CAMEROUN, PANNE GÉNÉRALE DE LA TOLÉRANCE

Les relations humaines se sont sérieusement détériorées depuis quelques années au Cameroun, créant ainsi une tension permanente entre les citoyens. A l’origine de cette situation électrique, le refus à l’autre, du droit à la différence. Ce nouveau mode de vie, largement partagé jusque dans les milieux insoupçonnés, réduit la notion de la tolérance à sa plus simple expression, pour dire le moins.

La tolérance, le dictionnaire Larousse la définit comme, « l’attitude de quelqu’un qui admet chez les autres, des manières de penser et de vivre, différentes des siennes propres. » Il s’agit à l’évidence, d’un vaste programme qui, non seulement, accorde une place prépondérante à l’acceptation des différences, mais aussi, qui inclut le rejet de tout jugement hâtif. Pour autant, la tolérance ne signifie nullement l’approbation de tout comportement ou opinion, mais plutôt, le respect de tout ce qui ne rentre pas dans les cordes de nos convictions. Malheureusement, avec les avancées technologiques, dont notamment l’intelligence artificielle, la multiplication des débats sur les médias traditionnels et les réseaux sociaux, un nouvel ordre national de penser et d’agir est né.

Ce nouveau courant fait à satiété, l’apologie de la manipulation des esprits pour mieux contrôler l’opinion publique, avec comme matière première, l’utilisation sans modération, du langage déshumanisant pour parler des autres afin de les réduire à des catégories simplistes et négatives.

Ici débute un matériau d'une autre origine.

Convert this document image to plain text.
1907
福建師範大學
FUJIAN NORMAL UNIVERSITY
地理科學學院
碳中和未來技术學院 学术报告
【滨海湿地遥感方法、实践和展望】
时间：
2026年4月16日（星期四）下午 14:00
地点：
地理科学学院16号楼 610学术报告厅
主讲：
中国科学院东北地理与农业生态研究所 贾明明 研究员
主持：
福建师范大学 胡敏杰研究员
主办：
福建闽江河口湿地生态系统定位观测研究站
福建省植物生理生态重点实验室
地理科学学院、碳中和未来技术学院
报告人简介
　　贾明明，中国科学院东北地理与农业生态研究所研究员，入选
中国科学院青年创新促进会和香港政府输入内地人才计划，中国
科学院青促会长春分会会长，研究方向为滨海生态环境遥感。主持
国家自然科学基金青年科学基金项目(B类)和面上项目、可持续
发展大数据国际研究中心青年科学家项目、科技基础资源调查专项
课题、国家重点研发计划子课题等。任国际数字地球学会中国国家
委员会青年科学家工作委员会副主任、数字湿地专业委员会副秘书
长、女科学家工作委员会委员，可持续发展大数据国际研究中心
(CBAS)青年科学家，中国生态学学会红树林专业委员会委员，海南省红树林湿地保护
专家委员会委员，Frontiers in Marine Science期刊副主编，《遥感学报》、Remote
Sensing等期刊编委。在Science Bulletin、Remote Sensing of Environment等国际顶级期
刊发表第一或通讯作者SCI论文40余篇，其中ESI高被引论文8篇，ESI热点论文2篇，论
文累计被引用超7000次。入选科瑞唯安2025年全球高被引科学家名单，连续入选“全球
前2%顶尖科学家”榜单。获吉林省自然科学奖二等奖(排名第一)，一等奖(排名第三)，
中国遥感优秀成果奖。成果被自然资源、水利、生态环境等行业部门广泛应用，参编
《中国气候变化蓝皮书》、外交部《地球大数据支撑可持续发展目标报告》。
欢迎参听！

Nous sommes ici en pleine immersion dans le monde de l’intolérance ; un monde entièrement contrôlé par les dévots du chaos, calfeutrés derrière l’anonymat des réseaux sociaux ou encore, sans l’emprise des effets enivrants des lumières des plateaux de télévision. La situation est telle que, ce qui n’était que des échanges des punchlines au départ, s’est rapidement transformé en bataille rangée, où les plus forts ou les plus intelligents sur ce terrain, sont ceux qui ne se mettent aucune limite pour dévaloriser les autres. Les règles sont simples : plus les propos sont grossiers, vulgaires, dignes des caniveaux, mieux ils valent, et plus, leurs auteurs sont portés en triomphe. Dans ces arènes, tantôt virtuelles, tantôt réelles, les invectives sont distribuées à tour de bras, l’intolérance règne en maitresse absolue ; de jour comme de nuit, elle nous cerne, elle a pris tout un pays en otage. Cette intolérance, elle est dans la phrase lancée à la cantonade par cet inconnu qui passe, elle est présente dans les rixes verbales entre automobilistes ou entre conducteurs des motos taxis et les autres usagers de la voie publique, elle s’invite sans gêne entre les fonctionnaires et les citoyens venus solliciter un

service. Les lieux de culte, les campus universitaires, les espaces commerciaux, et autres terrains des sports, aucun milieu n’est épargné pas cette hydre. Les officines du mal fonctionnement à plein régime. Les réalisateurs des films d’horreur et les auteurs des romans policiers sont battus à plate couture sur leur propre terrain par ces cruelles réalités. C’est la panne générale de la tolérance sur toute l’étendue du territoire Camerounais. C’est cette société complétement délabrée que nous nous apprêtons à laisser aux générations futures. L’histoire sera impitoyable à notre endroit, pour non-assistance à société en décrépitude morale avancée.